“The Box” by Tylea Banks


She had a thing for cardboard boxes. Big, small, short, and tall, wide, or narrow. She’d use boxes to organize and compartmentalize things. This created a sense of security for the objects she kept in boxes. She had a knack for keeping things separated based on their structure, shape, color, and size. She kept so many boxes that it looked as if she was ready to move at a moment’s notice. She used boxes like anyone else would use them. To stack things on top of each other to create more space, and to stow things away that she rarely used.

Boxes created a sense of silence out of chaos for her. Everything was intact, safe, comforting. Boxes. Simply made out of cardboard and smelled of trees. Simplicity. She really liked this one particular box though. It was simply perfect. It was big enough to encompass her. She would sometimes climb inside this box just to see how it felt to be inside one. She kept this one particular box in the middle of her room. It wasn’t a nuisance to have it in the middle of her room, and it didn’t take up much space at all. She didn’t spend much time in the box; as soon as she stepped in, she stepped out, and was satisfied because it was just a box. She even imagined the box in the middle of her room as a portal to another life and time zone, but she figured she was happy in her current, simple life. The life that surrounded her was pretty good for now. This box, like her life, was simple.

But something shifted in her world and it became violent, turbulent, and even unfriendly. She began to retreat to the box because it offered her a sense of security. She would sit in the box more often and became comfortable. This box became her secret hideaway. No one could knock down the fortress of these walls. In this box, she was able to collect her thoughts, organize them, and store them there. No one could infect her box with their negativity. In this box was nothing but positive space. Every day was an adventure and the walls of the cardboard box would manifest into whatever she dreamed up as the outside world cracked and became fragmented. Her box was a result of a continental drift, the need to be separated from a bigger piece and created as her own source of solitude. She created her own climate which was warm, subtle, and welcoming. Her mother used to be a source of comfort.

The more hectic life outside this box became, the more she did not want to leave. She began to disconnect from her family, even more so her mother. See, her mother was not as sturdy as this box, nor did she hold the capacity to hold herself up like the four walls of this box. Unlike this box, her mother was cracked and fragmented and the seams of her existence were beginning to shatter. The mother was no longer the fortress she used to be and the young girl she cared for no longer felt safe and secure. When she would hide in this box, she imagined her mother to be as she was before: the one who would envelope her in her love; someone who made her feel secure; a girl able to share herself with the outside world.
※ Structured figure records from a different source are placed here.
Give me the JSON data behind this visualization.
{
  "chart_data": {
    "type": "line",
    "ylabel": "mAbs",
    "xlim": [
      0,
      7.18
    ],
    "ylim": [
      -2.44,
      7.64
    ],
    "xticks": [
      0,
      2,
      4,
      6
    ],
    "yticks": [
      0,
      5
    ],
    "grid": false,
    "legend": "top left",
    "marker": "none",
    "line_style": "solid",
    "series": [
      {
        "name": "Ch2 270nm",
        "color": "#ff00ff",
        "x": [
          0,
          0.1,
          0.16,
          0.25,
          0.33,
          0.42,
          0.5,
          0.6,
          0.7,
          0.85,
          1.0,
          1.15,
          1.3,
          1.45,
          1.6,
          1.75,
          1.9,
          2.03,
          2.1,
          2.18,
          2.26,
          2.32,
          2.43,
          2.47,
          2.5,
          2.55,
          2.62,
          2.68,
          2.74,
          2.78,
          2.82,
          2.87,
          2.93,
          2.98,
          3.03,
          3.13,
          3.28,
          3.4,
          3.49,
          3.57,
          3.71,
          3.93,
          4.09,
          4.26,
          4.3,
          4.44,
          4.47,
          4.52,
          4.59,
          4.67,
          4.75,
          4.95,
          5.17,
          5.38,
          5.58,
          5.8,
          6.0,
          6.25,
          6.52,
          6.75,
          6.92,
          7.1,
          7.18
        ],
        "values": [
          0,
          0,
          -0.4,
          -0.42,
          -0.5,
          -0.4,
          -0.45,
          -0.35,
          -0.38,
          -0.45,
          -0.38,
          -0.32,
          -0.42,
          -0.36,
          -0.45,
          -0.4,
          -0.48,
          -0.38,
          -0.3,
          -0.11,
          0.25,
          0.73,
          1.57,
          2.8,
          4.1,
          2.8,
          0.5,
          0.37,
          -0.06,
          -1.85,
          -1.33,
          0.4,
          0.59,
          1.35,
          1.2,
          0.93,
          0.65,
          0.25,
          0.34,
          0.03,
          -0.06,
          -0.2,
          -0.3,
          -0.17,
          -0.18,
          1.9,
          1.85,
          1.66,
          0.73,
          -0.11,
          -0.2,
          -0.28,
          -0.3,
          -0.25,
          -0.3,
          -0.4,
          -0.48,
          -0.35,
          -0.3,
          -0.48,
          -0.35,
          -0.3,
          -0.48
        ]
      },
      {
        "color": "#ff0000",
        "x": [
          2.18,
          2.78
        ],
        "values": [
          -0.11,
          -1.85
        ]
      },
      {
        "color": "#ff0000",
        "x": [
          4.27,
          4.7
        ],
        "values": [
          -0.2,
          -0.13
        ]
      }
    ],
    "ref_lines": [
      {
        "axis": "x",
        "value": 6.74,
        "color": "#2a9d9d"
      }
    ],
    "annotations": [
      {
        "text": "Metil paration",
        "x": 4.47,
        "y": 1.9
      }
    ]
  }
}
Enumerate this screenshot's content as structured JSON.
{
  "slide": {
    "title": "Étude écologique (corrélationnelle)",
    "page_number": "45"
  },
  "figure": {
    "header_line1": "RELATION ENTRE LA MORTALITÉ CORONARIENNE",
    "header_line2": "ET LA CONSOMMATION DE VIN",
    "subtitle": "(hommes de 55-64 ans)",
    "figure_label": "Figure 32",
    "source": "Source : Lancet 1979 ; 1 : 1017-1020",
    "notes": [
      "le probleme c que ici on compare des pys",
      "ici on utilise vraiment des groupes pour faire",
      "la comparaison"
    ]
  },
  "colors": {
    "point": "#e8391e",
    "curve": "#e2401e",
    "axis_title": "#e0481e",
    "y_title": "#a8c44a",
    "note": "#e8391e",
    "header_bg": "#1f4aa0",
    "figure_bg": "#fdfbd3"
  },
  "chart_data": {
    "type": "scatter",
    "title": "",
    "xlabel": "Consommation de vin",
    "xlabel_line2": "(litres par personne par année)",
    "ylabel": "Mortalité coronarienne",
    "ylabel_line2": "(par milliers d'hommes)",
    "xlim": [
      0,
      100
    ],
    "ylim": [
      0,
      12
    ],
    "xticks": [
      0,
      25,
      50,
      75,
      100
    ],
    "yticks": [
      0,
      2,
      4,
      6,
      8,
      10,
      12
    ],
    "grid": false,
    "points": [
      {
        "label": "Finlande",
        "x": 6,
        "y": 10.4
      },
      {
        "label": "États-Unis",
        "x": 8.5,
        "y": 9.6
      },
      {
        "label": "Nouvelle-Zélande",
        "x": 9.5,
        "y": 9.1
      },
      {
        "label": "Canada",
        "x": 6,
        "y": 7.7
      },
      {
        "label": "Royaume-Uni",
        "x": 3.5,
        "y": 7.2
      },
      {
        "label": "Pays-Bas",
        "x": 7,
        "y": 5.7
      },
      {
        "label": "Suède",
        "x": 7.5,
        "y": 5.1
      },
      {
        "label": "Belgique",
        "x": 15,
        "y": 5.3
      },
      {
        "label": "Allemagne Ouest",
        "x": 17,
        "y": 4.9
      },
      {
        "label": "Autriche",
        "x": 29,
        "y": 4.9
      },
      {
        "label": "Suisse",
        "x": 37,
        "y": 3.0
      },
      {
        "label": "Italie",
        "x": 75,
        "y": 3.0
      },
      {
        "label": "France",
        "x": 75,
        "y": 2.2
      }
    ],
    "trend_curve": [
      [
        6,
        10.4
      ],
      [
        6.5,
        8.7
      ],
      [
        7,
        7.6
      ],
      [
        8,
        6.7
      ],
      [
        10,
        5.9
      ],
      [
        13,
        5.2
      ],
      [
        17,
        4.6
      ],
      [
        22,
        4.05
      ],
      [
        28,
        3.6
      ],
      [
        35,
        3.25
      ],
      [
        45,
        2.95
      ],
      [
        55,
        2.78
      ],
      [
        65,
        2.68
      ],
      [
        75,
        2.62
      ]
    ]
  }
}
As time grew on, the young girl felt like she had no one or nowhere to run to express herself. She became closed in and not even the solitude of her very room could save her. The only thing that could save her was the three-dimensional worlds she created in this box where no one could judge her or manipulate her thoughts. This box became home to her and in that box, she could scream, cry, runaway to a foreign land, and no one would know that in this box, she could escape.